Parrish: Noted that she is part of a 'team,' along with Steve Monks and Larry Funderburk, who are jointly seeking office. Described three major prongs of her platform: (1) A safe environment, which she stated was broader than crime and included issues like lead in the water and landfill fires (a reference to City missteps this year), as well as safety in public parks and other safe basic services. (2) Fiscal accountability, where Parrish raised concerns about recent contract overruns as well as about the need to have people in place to help spend the $110 million bond money appropriately. (3) Improving the City image, where Parrish noted that she was a former REALTOR who had chosen to live in Durham and loved it here, and that government officials should be doing more to share the good things about Durham, which she noted crossed neighborhood and ethnic boundaries.

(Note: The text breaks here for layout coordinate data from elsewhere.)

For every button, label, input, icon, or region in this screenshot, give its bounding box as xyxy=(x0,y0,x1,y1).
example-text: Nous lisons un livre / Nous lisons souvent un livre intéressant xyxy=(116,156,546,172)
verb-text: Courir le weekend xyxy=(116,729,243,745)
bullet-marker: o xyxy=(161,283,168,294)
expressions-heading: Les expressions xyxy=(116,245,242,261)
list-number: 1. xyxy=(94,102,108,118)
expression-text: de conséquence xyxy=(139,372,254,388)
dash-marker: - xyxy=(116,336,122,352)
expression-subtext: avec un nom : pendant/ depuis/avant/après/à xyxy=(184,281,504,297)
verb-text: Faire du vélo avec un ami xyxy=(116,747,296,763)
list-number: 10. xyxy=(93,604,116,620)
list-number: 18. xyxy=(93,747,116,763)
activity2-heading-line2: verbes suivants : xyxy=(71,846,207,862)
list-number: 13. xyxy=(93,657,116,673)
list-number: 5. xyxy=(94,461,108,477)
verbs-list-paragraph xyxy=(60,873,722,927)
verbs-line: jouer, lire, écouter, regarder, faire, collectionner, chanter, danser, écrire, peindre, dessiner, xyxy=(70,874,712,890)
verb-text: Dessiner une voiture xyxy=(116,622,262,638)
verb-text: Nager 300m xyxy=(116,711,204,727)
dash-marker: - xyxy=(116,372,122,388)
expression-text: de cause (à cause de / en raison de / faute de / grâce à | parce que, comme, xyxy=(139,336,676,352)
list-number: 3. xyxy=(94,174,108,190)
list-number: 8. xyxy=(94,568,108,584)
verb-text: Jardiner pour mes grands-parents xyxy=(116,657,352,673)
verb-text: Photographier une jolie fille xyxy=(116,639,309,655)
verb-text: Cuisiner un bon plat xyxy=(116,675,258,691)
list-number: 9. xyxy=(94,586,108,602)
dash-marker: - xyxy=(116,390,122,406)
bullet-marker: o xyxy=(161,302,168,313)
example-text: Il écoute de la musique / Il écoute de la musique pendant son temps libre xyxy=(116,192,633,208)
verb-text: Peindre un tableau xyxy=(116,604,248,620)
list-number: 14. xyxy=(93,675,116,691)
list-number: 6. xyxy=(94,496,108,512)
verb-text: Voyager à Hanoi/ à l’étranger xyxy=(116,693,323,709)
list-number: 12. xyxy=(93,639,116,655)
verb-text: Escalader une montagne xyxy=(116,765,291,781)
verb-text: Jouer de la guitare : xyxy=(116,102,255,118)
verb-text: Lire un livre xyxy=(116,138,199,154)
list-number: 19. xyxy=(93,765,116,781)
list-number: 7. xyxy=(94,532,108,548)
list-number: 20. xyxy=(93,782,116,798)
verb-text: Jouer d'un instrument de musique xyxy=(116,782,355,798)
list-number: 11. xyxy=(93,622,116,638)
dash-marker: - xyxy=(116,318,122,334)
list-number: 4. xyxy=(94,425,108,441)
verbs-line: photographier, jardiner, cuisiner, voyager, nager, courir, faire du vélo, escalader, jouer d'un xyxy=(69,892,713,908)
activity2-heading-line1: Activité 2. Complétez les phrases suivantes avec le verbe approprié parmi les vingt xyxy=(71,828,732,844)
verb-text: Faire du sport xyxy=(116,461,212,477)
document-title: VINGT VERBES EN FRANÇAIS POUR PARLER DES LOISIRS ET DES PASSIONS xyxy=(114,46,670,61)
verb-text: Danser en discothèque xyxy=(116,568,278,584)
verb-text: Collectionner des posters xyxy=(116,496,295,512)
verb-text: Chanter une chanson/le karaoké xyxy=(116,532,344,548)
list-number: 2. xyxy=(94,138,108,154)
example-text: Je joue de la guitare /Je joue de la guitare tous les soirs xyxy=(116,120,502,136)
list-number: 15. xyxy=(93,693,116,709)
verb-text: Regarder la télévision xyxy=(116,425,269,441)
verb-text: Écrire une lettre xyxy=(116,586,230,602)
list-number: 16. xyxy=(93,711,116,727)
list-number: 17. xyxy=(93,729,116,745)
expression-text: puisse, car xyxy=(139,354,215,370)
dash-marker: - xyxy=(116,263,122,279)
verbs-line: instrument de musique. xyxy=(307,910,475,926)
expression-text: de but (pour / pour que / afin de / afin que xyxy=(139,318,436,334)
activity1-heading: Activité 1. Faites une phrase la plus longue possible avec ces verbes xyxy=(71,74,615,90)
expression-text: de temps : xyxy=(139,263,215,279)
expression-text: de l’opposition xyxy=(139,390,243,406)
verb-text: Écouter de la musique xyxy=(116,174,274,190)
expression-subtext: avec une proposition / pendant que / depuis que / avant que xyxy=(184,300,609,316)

Peterson: Opened her comments by giving her thanks to the NAACP for also helping to organize the debate, followed by a request for confirmation from the moderator that they did, along with the NCCU student government and Young Dems. (The moderator noted that the NAACP did not.) Peterson went on to note that she has been a political activist in Durham for years. She stated that while everyone talks about crime, no one does anything about it, and she decried picking up the Herald-Sun or turning on ABC 11 and seeing African-American males getting in trouble with the law. She described this as a major problem and called for more vo-tech centers to serve the community and to provide an outlet for people who might otherwise drop out of school. Peterson introduced a major theme of the night for her -- if Durham can spend millions on ballparks, parking garages, and theaters, why can't it find money to turn old schools into vocational centers? She expressed concern of more money being allocated for entertainment. She mentioned she lives in the inner city and knows what it is like to do so and witness crime.
Williams: Stated that he has been "in training" for seven years to be on Council, and that people should train before they run for any position, and should know something about what they're talking about. Noted his concern about crime, and focused on "trust," which he described as a major issue for him. He stated that residents must trust the Durham P.D., without a doubt, and asked them to please not get "discouraged" about all the crime that has happened. He stated that most of the crime was occurring not due to drugs, but due to young men walking up and down the street "with their pants hanging down," and because of young men and women consorting. He promised that on Council, he'd stand up and be a role model for troubled youth in the City, and would go to these kids and try to teach them something positive. He stated that the police do know who is responsible for the crime in Durham, but that police are waiting to see if they get into any more trouble first.